When I joined this site a few weeks back I was aware of my gender situation for many, many years. Since joining the site and reading more and more posts than I did while I lurked, I have noticed a few things that were unexpected. So, I guess what I am saying is, are the following occurrences related to joining the site/completely accepting being at peace with my identity finally?
This is a list of things I have noticed.
1. I have read many stories that speak the same words I could see myself writing or have written about.
2. My fears of facing who I am have diminished.
3. My desire to transition or at least seek therapy for professional assistance to figure out what I will do in the future has increased dramatically.

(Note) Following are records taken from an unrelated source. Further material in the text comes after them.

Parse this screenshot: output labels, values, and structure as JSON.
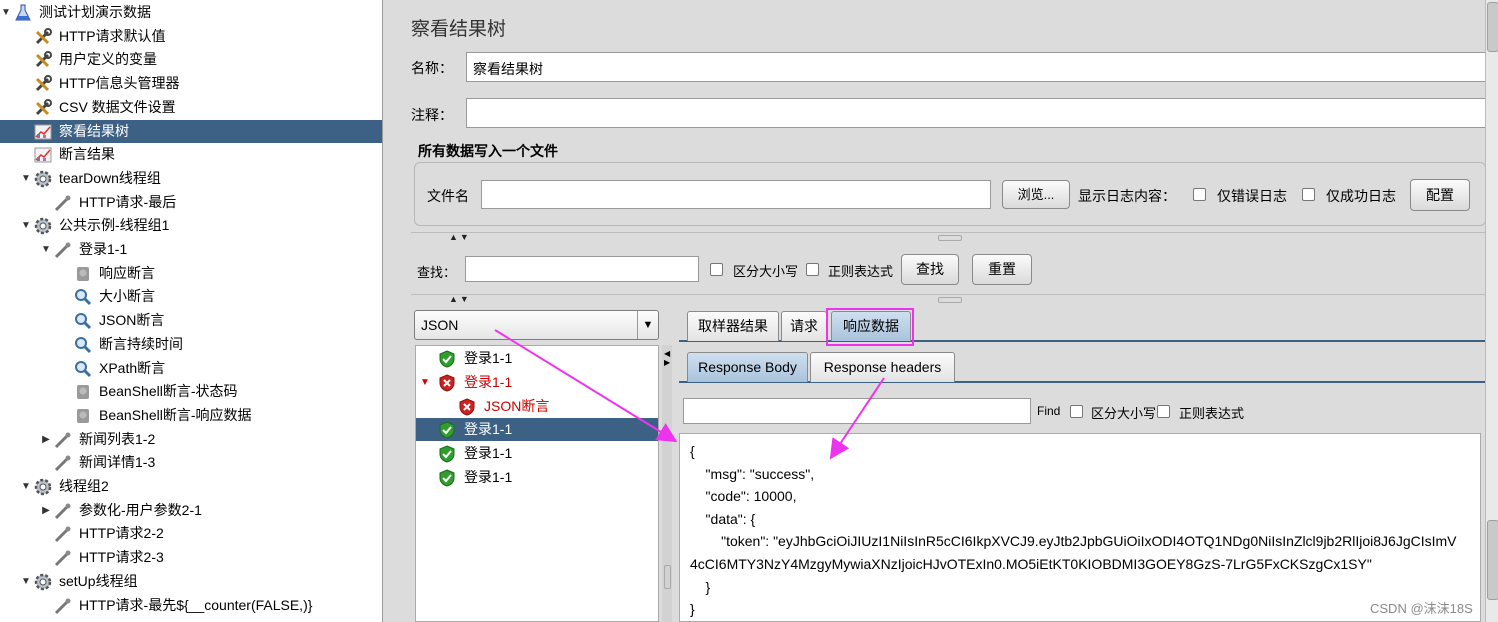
{
  "tree": {
    "items": [
      {
        "label": "测试计划演示数据",
        "icon": "flask-icon",
        "toggle": "▼",
        "level": 0
      },
      {
        "label": "HTTP请求默认值",
        "icon": "wrench-icon",
        "toggle": "",
        "level": 1
      },
      {
        "label": "用户定义的变量",
        "icon": "wrench-icon",
        "toggle": "",
        "level": 1
      },
      {
        "label": "HTTP信息头管理器",
        "icon": "wrench-icon",
        "toggle": "",
        "level": 1
      },
      {
        "label": "CSV 数据文件设置",
        "icon": "wrench-icon",
        "toggle": "",
        "level": 1
      },
      {
        "label": "察看结果树",
        "icon": "chart-icon",
        "toggle": "",
        "level": 1,
        "selected": true
      },
      {
        "label": "断言结果",
        "icon": "chart-icon",
        "toggle": "",
        "level": 1
      },
      {
        "label": "tearDown线程组",
        "icon": "gear-icon",
        "toggle": "▼",
        "level": 1
      },
      {
        "label": "HTTP请求-最后",
        "icon": "pipette-icon",
        "toggle": "",
        "level": 2
      },
      {
        "label": "公共示例-线程组1",
        "icon": "gear-icon",
        "toggle": "▼",
        "level": 1
      },
      {
        "label": "登录1-1",
        "icon": "pipette-icon",
        "toggle": "▼",
        "level": 2
      },
      {
        "label": "响应断言",
        "icon": "stamp-icon",
        "toggle": "",
        "level": 3
      },
      {
        "label": "大小断言",
        "icon": "magnifier-icon",
        "toggle": "",
        "level": 3
      },
      {
        "label": "JSON断言",
        "icon": "magnifier-icon",
        "toggle": "",
        "level": 3
      },
      {
        "label": "断言持续时间",
        "icon": "magnifier-icon",
        "toggle": "",
        "level": 3
      },
      {
        "label": "XPath断言",
        "icon": "magnifier-icon",
        "toggle": "",
        "level": 3
      },
      {
        "label": "BeanShell断言-状态码",
        "icon": "stamp-icon",
        "toggle": "",
        "level": 3
      },
      {
        "label": "BeanShell断言-响应数据",
        "icon": "stamp-icon",
        "toggle": "",
        "level": 3
      },
      {
        "label": "新闻列表1-2",
        "icon": "pipette-icon",
        "toggle": "▶",
        "level": 2
      },
      {
        "label": "新闻详情1-3",
        "icon": "pipette-icon",
        "toggle": "",
        "level": 2
      },
      {
        "label": "线程组2",
        "icon": "gear-icon",
        "toggle": "▼",
        "level": 1
      },
      {
        "label": "参数化-用户参数2-1",
        "icon": "pipette-icon",
        "toggle": "▶",
        "level": 2
      },
      {
        "label": "HTTP请求2-2",
        "icon": "pipette-icon",
        "toggle": "",
        "level": 2
      },
      {
        "label": "HTTP请求2-3",
        "icon": "pipette-icon",
        "toggle": "",
        "level": 2
      },
      {
        "label": "setUp线程组",
        "icon": "gear-icon",
        "toggle": "▼",
        "level": 1
      },
      {
        "label": "HTTP请求-最先${__counter(FALSE,)}",
        "icon": "pipette-icon",
        "toggle": "",
        "level": 2
      }
    ]
  },
  "panel": {
    "title": "察看结果树",
    "name_label": "名称：",
    "name_value": "察看结果树",
    "comment_label": "注释：",
    "comment_value": "",
    "file_section_title": "所有数据写入一个文件",
    "filename_label": "文件名",
    "filename_value": "",
    "browse_button": "浏览...",
    "log_content_label": "显示日志内容：",
    "errors_only_label": "仅错误日志",
    "success_only_label": "仅成功日志",
    "configure_button": "配置"
  },
  "search": {
    "label": "查找：",
    "value": "",
    "case_sensitive_label": "区分大小写",
    "regex_label": "正则表达式",
    "find_button": "查找",
    "reset_button": "重置"
  },
  "renderer": {
    "selected": "JSON",
    "arrow": "▼"
  },
  "results": {
    "items": [
      {
        "label": "登录1-1",
        "status": "success",
        "level": 0,
        "toggle": ""
      },
      {
        "label": "登录1-1",
        "status": "error",
        "level": 0,
        "toggle": "▼"
      },
      {
        "label": "JSON断言",
        "status": "error",
        "level": 1,
        "toggle": ""
      },
      {
        "label": "登录1-1",
        "status": "success",
        "level": 0,
        "toggle": "",
        "selected": true
      },
      {
        "label": "登录1-1",
        "status": "success",
        "level": 0,
        "toggle": ""
      },
      {
        "label": "登录1-1",
        "status": "success",
        "level": 0,
        "toggle": ""
      }
    ]
  },
  "tabs": {
    "sampler_result": "取样器结果",
    "request": "请求",
    "response_data": "响应数据",
    "response_body": "Response Body",
    "response_headers": "Response headers"
  },
  "response_find": {
    "value": "",
    "find_label": "Find",
    "case_sensitive_label": "区分大小写",
    "regex_label": "正则表达式"
  },
  "response_body": {
    "lines": [
      "{",
      "    \"msg\": \"success\",",
      "    \"code\": 10000,",
      "    \"data\": {",
      "        \"token\": \"eyJhbGciOiJIUzI1NiIsInR5cCI6IkpXVCJ9.eyJtb2JpbGUiOiIxODI4OTQ1NDg0NiIsInZlcl9jb2RlIjoi8J6JgCIsImV",
      "4cCI6MTY3NzY4MzgyMywiaXNzIjoicHJvOTExIn0.MO5iEtKT0KIOBDMI3GOEY8GzS-7LrG5FxCKSzgCx1SY\"",
      "    }",
      "}"
    ]
  },
  "watermark": "CSDN @沫沫18S",
  "colors": {
    "selection": "#3d6185",
    "annotation": "#ee33ee",
    "error_text": "#cc0000",
    "panel_bg": "#dcdcdc"
  }
}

Want to start now/obsessing about it.
4. Although I don't recall EVER once dreaming in my sleep from a male perspective in my life, my dreams have gone crazy relating to my newly accepted identity.
In the last few weeks I have dreamt of getting a gel nail manicure, buying heaps of cosmetics, putting on mascara, eyeshadow, and seeing myself with boobs, pierced ears and dresses/lingerie, and long hair, but still scared in my dreams I would be "found out."
I adore wearing makeup and the ritual of putting it on, have never had a mani in my life, and not sure if I ever will, and although I have secretly desired boobs for as long as I can recall, I have never seen myself with breasts in my dreams before.
Anyone else have similar experiences upon acceptance, joining this site???